Hey, and also in that previous thread you said you believe human conscience and consciousness ultimately emerged from mindlessness. Im curious how you trust your own thoughts to be true? Also, where do you think our Constitutional rights come from?
But according to you, and I suspect the others although they won't say, a rock is designed.
I need to see undesigned objects so I can make sure they don't also contain CSI.
>>Are you being serious? <<
I read the article. The conclusion is it is an interesting direction of thought. It does NOT say it has supplanted TToE, but it might augment it.
The fact you cannot summarize this tells us all you do not understand it. Mindlessly copying and paste is no way to go through life, son.
I did indeed prove my point. And your latest non-response underlines it.
Again, we are talking about ID theory - not me or what I believe.

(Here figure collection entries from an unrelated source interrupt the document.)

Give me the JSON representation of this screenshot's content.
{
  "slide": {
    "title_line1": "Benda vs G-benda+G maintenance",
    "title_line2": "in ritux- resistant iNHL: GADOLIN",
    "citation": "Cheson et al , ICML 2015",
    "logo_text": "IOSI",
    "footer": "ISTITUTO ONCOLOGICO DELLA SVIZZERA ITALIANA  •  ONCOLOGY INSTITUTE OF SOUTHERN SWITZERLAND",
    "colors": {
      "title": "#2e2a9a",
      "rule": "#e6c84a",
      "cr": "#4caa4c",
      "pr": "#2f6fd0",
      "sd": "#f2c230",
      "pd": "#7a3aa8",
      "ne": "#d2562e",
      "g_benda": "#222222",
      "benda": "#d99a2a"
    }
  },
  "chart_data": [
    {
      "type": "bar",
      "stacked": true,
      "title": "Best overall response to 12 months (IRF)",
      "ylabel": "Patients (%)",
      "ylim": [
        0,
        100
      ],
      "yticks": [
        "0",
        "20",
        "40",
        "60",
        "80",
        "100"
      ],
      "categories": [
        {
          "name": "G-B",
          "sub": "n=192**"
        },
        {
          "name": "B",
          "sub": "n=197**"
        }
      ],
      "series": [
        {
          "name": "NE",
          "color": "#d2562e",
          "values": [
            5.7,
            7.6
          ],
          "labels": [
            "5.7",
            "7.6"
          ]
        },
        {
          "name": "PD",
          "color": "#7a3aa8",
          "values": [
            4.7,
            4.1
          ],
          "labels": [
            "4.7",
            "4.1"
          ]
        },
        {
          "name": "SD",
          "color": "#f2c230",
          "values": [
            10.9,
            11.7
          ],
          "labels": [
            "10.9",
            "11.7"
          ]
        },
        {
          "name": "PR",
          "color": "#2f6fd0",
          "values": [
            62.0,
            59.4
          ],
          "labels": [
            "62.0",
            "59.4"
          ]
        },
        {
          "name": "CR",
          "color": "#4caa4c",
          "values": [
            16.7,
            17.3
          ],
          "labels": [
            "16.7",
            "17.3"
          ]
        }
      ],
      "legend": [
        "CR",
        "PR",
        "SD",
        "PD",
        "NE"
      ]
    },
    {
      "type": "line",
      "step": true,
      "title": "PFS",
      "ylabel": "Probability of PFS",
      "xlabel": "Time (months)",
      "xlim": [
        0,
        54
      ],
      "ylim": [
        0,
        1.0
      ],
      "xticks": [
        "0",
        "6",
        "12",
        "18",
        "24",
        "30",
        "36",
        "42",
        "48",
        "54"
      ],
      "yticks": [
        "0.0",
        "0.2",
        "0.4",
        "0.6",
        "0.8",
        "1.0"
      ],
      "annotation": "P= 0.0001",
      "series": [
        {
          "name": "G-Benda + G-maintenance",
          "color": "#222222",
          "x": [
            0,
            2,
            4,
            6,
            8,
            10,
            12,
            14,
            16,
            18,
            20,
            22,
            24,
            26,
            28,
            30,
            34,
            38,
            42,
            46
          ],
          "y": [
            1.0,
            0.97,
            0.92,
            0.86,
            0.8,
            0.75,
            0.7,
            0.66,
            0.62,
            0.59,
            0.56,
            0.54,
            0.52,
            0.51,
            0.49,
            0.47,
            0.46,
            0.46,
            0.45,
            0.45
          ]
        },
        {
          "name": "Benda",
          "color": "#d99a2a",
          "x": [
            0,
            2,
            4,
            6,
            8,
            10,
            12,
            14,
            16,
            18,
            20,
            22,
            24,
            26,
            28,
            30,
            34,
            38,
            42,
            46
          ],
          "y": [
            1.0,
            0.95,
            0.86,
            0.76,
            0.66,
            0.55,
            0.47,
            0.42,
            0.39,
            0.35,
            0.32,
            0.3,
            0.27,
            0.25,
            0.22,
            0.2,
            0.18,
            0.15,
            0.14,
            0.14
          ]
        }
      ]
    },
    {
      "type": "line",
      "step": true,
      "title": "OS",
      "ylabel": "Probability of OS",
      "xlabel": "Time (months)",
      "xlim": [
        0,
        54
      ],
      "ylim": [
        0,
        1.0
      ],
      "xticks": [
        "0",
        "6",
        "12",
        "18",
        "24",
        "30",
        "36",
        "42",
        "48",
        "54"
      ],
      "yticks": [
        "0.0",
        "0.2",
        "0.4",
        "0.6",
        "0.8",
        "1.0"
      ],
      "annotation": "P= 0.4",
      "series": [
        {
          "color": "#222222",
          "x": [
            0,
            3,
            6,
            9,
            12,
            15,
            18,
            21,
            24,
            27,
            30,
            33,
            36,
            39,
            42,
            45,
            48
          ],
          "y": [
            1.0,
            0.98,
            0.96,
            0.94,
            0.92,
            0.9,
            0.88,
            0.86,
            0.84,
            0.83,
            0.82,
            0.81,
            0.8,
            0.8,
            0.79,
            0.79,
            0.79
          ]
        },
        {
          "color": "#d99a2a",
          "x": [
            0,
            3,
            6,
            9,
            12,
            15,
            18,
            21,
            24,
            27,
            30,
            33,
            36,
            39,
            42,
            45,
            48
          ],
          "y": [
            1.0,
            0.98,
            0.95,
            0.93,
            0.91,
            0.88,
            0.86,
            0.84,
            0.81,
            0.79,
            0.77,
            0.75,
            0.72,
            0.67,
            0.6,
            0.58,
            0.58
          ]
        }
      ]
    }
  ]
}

This should be very basic and easy to grasp.
Right, because I believe there was a time on earth before conscious humans existed so by definition consciousness emerged.

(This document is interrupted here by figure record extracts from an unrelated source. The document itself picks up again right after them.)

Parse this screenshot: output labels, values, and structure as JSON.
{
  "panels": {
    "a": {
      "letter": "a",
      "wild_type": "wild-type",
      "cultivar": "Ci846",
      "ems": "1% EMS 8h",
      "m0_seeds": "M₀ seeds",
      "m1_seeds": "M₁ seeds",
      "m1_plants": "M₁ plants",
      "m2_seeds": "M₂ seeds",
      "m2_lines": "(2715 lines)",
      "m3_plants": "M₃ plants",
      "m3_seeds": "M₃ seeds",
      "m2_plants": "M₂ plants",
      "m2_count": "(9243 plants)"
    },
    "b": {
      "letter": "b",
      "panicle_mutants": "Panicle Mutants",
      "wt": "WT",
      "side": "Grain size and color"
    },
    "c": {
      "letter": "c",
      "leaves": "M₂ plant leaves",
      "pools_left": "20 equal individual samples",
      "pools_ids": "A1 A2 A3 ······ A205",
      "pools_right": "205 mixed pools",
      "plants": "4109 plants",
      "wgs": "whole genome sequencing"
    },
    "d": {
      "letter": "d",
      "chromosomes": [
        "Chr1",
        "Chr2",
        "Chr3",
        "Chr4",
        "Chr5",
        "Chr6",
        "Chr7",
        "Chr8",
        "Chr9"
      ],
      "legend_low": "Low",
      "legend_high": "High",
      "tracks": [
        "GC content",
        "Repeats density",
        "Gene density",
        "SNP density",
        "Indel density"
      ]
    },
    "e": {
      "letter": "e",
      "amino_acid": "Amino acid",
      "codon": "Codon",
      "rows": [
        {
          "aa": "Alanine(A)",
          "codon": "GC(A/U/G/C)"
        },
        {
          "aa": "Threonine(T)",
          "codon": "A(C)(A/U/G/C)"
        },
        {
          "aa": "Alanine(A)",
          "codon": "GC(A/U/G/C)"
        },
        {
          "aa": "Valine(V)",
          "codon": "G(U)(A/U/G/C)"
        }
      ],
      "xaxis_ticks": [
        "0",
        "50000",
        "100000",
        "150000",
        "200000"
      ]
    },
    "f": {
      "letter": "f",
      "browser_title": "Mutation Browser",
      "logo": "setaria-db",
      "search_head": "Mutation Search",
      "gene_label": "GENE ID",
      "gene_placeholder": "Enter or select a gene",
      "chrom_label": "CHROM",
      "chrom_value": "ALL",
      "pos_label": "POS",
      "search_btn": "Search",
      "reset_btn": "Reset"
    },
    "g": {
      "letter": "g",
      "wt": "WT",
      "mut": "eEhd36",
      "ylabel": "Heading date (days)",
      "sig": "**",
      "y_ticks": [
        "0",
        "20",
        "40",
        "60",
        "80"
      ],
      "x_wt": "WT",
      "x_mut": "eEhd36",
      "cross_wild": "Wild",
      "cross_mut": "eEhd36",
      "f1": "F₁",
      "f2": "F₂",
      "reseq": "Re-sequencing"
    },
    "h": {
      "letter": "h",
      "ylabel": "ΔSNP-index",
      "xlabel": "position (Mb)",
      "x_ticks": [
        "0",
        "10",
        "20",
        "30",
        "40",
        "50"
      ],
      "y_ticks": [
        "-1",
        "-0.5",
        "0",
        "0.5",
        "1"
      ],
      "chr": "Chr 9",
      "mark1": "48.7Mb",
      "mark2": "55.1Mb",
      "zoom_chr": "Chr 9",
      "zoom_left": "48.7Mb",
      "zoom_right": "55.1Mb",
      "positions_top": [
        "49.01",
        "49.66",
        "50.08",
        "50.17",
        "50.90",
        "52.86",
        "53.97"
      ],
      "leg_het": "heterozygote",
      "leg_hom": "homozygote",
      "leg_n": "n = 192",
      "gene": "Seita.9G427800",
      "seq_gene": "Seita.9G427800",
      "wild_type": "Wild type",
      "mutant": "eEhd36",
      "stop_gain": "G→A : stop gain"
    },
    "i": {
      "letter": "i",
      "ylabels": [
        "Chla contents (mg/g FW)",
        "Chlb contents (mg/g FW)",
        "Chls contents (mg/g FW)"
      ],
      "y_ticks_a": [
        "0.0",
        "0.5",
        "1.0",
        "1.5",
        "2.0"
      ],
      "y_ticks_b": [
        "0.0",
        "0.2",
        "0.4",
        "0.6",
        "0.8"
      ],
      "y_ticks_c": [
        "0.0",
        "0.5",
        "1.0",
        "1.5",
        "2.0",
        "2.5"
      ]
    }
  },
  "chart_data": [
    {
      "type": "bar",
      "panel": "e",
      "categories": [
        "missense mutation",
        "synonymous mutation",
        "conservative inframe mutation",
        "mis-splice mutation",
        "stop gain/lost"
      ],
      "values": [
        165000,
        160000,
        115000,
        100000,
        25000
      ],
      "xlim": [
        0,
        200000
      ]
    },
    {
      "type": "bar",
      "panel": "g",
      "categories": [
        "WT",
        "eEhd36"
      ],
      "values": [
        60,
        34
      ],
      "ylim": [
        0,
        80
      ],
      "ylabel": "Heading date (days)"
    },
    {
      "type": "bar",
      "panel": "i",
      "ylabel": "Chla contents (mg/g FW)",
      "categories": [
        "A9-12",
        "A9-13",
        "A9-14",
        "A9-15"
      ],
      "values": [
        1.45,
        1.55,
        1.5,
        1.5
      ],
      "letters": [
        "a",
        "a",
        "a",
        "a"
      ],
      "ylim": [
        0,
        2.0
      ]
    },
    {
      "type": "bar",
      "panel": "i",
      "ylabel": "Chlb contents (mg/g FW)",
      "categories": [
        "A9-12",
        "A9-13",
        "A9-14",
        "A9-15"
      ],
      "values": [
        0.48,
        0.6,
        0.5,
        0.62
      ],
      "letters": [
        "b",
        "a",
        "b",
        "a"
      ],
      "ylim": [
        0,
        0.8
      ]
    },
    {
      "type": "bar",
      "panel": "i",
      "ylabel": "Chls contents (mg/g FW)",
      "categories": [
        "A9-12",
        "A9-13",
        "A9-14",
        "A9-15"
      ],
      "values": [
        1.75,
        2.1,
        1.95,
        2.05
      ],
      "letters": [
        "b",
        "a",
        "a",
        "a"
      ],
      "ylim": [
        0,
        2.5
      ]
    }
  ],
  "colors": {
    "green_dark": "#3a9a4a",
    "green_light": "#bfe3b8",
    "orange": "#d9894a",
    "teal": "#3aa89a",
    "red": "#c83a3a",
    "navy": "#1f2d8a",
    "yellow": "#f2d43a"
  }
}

You never directly answered; do you think the universe was created with conscious humans in place? If not you also believe human consciousness emerged.

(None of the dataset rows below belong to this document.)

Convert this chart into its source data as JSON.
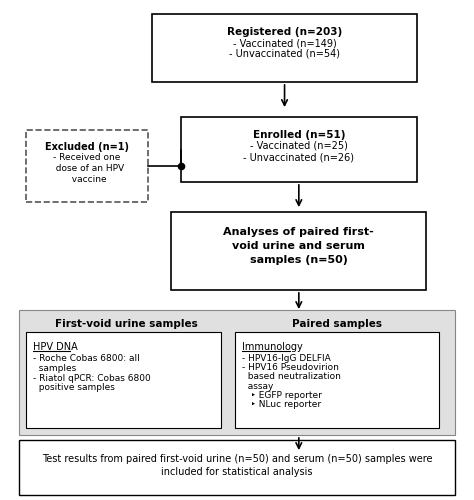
{
  "fig_width": 4.74,
  "fig_height": 5.0,
  "dpi": 100,
  "bg_color": "#ffffff",
  "gray_bg": "#e0e0e0",
  "registered_title": "Registered (n=203)",
  "registered_lines": [
    "- Vaccinated (n=149)",
    "- Unvaccinated (n=54)"
  ],
  "enrolled_title": "Enrolled (n=51)",
  "enrolled_lines": [
    "- Vaccinated (n=25)",
    "- Unvaccinated (n=26)"
  ],
  "excluded_title": "Excluded (n=1)",
  "excluded_lines": [
    "- Received one",
    "  dose of an HPV",
    "  vaccine"
  ],
  "analyses_title": "Analyses of paired first-\nvoid urine and serum\nsamples (n=50)",
  "left_section_title": "First-void urine samples",
  "left_box_title": "HPV DNA",
  "left_box_lines": [
    "- Roche Cobas 6800: all",
    "  samples",
    "- Riatol qPCR: Cobas 6800",
    "  positive samples"
  ],
  "right_section_title": "Paired samples",
  "right_box_title": "Immunology",
  "right_box_lines": [
    "- HPV16-IgG DELFIA",
    "- HPV16 Pseudovirion",
    "  based neutralization",
    "  assay",
    "   ‣ EGFP reporter",
    "   ‣ NLuc reporter"
  ],
  "bottom_text": "Test results from paired first-void urine (n=50) and serum (n=50) samples were\nincluded for statistical analysis"
}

Im curious how you trust your own thoughts to be true?
Do you only trust your thoughts because you think God put them there? Really?
I never said supplanted TToE but you read the article at www.sciencedirect.com and it is science which proves my point thanks BTW.
I did indeed prove my point.
Again, you have proven something but its not what you think
Oh, and I could try to explain to you what you have proven but you probably wouldnt understand that either its a shame
So where do you think our Constitutional rights come from?
Yeah, but you're dodging the question you asked me.
Was there ever a time before human consciousness? If so, consciousness emerged via some mechanism.
So where do you think our Constitutional rights come from?
The Constitution, which is a product of men.
This is no mystery, as you are aware I am a Christian like most on this forum.
The Constitution, which is a product of men.
I could go on about this for quite some time but if you havent figured it out by now when you started asking the same question over and over without trying to even try to understand - and knowing I've answered this on the other thread - I figured turnabout is fair play. So as I said earlier, weve already danced this dance
Do you want to continue?
Of course. You have strong faith and it informs your worldview, which I respect.
What I have trouble with is your unwillingness to leave it at that. You keep posting ID articles that are incoherent, logical messes in an attempt to wedge your faith into a scientific paradigm.
I'm not arguing that your beliefs are wrong, just that they're not scientific and in my view the teachings of the Bible were never intended to be.
You seem to have a strong belief system as well what do you believe? Atheist, agnostic?
>>Again, you have proven something but its not what you think <<
Yes. That you should stay in areas you understand.
Yep - didn’t think you’d understand... sad really...
LOL. You're the one who keeps bringing up your faith.
I want to know where are the undesigned objects. I guess it's not fair to ask you to defend the other ID proponents but you posted the article.
Do not put YOUR ignorance on me. Let us revisit this discussion:
Me: explan in your own words show how this science.
You: copy-paste, copy-paste, copy-paste
Me: No, in YOUR words explain.
You: copy-paste, copy-paste, copy-paste, COPY-paste, copy-PASTE, “So there!”
Me: Really, explain IN YOUR WORDS how this fits science (lists a few requirements).
You: copy-paste, copy-paste, copy-paste COPYPASTE!!!COPYPASTE!!!! COOOOOPY aaaaaand. paste. “and it has the word science in it.”
Me: *shrug* Well, thanks for the most fun I have since DLR. He confused sophistry with science, too since he also had no knowledge of the latter.